InvestigateTV - Season 2; Episode 11

While there's an entire government agency dedicated to product safety, consumers are often left in the dark until manufacturers decide the public should know.
Published: Jan. 23, 2023 at 2:00 PM EST

InvestigateTV - In this special edition of InvestigateTV – Defective – the team looks at shocking product recalls. Lee Zurik reveals companies, not the government, decide how and when these warnings are issued. In some cases, it takes companies years before they agree to pull products off the shelves. WHERE TO WATCH ICYMI – Watch last week’s episode.

Defective – Section 6B

The federal agency created to watchdog consumer products - from crock pots to xylophones - is muzzled by its governing law, which gives all the power to manufacturers, including those with dangerous toys, appliances and other items on the market. The Fisher-Price Rock N Play – an inclined sleep product that defied the American Academy of Pediatrics guidelines for safe infant sleeping – exposed all that it wrong with the Consumer Product Safety Commission.

Defective - Recalls

It takes years for the Consumer Product Safety Commission to remove dangerous products from the market because of its cumbersome rule-making process and ineffective recalls that don’t incentivize consumers to return or destroy dangerous items. It took the agency nearly a decade to create a mandatory standard for window blinds while an uncounted number of children were strangled in cords. It has yet to finalize rules to prevent furniture tipovers, which kills and injures children annually.

Defective – Infant Deaths After the deaths of 13 children over the last 12 years, this summer, Fisher-Price and the Consumer Product Safety Commission warned parents not to let their children sleep in certain rockers the company has made since the 1990s. Now, InvestigateTV has discovered that during a 2020 Congressional hearing, the company dodged questions about whether it currently had products on the market linked to children’s deaths. We’ve uncovered reports filed about deaths in the rockers before that hearing – and spoke to a woman who reported her granddaughter’s death to CPSC and Fisher-Price a year prior. Plus – we dig into the company’s control over public messaging – including a CPSC commissioner’s claim that the commission was forced to delay warning the public about these rockers due to a gag rule that requires the company to give permission to warn.

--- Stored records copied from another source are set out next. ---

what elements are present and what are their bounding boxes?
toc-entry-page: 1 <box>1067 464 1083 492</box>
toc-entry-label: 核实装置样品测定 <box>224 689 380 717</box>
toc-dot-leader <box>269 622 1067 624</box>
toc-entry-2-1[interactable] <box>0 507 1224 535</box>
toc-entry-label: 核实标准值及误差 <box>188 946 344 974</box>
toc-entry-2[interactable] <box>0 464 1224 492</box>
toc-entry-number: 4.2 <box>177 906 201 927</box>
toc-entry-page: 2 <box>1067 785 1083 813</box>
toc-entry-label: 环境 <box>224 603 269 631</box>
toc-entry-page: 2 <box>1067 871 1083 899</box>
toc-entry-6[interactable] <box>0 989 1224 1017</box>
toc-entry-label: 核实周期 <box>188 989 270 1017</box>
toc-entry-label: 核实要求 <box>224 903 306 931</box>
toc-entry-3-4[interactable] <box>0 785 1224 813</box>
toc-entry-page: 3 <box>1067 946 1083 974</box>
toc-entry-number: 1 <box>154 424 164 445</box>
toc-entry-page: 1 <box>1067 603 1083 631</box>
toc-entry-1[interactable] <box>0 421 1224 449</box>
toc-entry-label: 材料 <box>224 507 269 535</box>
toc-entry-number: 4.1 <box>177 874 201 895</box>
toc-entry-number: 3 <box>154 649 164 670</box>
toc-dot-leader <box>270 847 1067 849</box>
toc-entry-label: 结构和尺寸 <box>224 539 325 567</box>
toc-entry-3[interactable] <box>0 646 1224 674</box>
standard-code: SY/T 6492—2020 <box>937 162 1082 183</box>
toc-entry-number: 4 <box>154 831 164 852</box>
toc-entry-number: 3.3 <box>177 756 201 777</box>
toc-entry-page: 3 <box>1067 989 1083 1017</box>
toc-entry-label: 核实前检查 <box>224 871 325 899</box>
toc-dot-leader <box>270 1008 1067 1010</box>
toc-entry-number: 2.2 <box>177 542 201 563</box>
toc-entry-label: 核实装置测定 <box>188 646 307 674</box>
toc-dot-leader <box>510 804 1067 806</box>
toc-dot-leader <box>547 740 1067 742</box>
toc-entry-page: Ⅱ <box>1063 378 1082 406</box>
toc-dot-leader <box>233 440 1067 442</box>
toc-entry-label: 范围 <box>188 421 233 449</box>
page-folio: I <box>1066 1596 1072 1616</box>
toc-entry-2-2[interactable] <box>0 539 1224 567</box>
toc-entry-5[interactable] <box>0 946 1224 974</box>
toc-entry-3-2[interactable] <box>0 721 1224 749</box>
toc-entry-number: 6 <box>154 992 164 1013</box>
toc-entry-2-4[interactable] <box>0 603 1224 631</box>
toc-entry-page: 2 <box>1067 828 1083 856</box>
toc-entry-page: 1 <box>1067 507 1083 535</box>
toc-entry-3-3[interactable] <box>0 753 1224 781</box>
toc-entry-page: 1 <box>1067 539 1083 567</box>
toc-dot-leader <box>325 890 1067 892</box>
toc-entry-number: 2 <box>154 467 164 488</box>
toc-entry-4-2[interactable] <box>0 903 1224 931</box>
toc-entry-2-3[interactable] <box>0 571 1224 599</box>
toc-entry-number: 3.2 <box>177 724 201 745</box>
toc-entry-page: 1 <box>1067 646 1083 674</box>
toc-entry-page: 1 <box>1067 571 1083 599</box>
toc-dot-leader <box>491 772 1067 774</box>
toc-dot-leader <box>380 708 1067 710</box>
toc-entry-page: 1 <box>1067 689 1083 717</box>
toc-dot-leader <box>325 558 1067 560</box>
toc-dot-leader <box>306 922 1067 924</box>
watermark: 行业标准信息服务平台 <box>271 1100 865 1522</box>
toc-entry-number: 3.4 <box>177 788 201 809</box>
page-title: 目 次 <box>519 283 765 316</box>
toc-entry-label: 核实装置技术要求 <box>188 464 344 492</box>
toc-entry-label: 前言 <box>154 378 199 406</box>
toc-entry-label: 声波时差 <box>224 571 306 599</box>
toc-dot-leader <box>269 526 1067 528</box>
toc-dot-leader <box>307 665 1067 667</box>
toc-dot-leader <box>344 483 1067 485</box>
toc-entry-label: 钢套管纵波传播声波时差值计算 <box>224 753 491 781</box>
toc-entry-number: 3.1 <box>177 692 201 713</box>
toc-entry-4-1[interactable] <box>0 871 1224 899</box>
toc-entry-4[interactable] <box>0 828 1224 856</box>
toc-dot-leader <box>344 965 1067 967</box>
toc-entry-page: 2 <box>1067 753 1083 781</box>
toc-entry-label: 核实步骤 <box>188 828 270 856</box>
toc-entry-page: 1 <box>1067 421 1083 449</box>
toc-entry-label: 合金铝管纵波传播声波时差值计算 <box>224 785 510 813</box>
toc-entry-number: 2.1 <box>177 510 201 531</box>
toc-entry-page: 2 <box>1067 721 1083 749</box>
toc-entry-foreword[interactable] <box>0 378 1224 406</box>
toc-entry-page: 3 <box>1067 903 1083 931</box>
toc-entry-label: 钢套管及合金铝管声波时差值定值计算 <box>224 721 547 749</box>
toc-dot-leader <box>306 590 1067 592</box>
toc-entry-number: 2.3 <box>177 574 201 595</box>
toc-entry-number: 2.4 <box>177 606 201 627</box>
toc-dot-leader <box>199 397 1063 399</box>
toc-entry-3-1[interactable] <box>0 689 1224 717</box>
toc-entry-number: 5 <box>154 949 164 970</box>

Defective – Substantial Hazard

When a company learns a product it sells could be defective and dangerous, it has 24 hours to let the federal government’s Consumer Product Safety Commission know about it. But it could take months or years for the public to find out about the company’s possible concerns, if they even come to light at all. InvestigateTV has been battling CPSC and companies to disclose information about the products companies have sounded the alarm on – an alarm that remains relatively silent. Our team has discovered that an Ikea dresser remained on the market for two years after the company reported problems. A children’s climbing structure used at over 200 McDonald’s restaurants was tied to dozens of injuries and remained in place for five months after the manufacturer reported issues to the government. We sit down with a mother who says a delay in making the reports public may have contributed to her daughter’s death in an inclined sleeper – and one of CPSC’s commissioners responds to our questions about transparency and what the public has the right to know.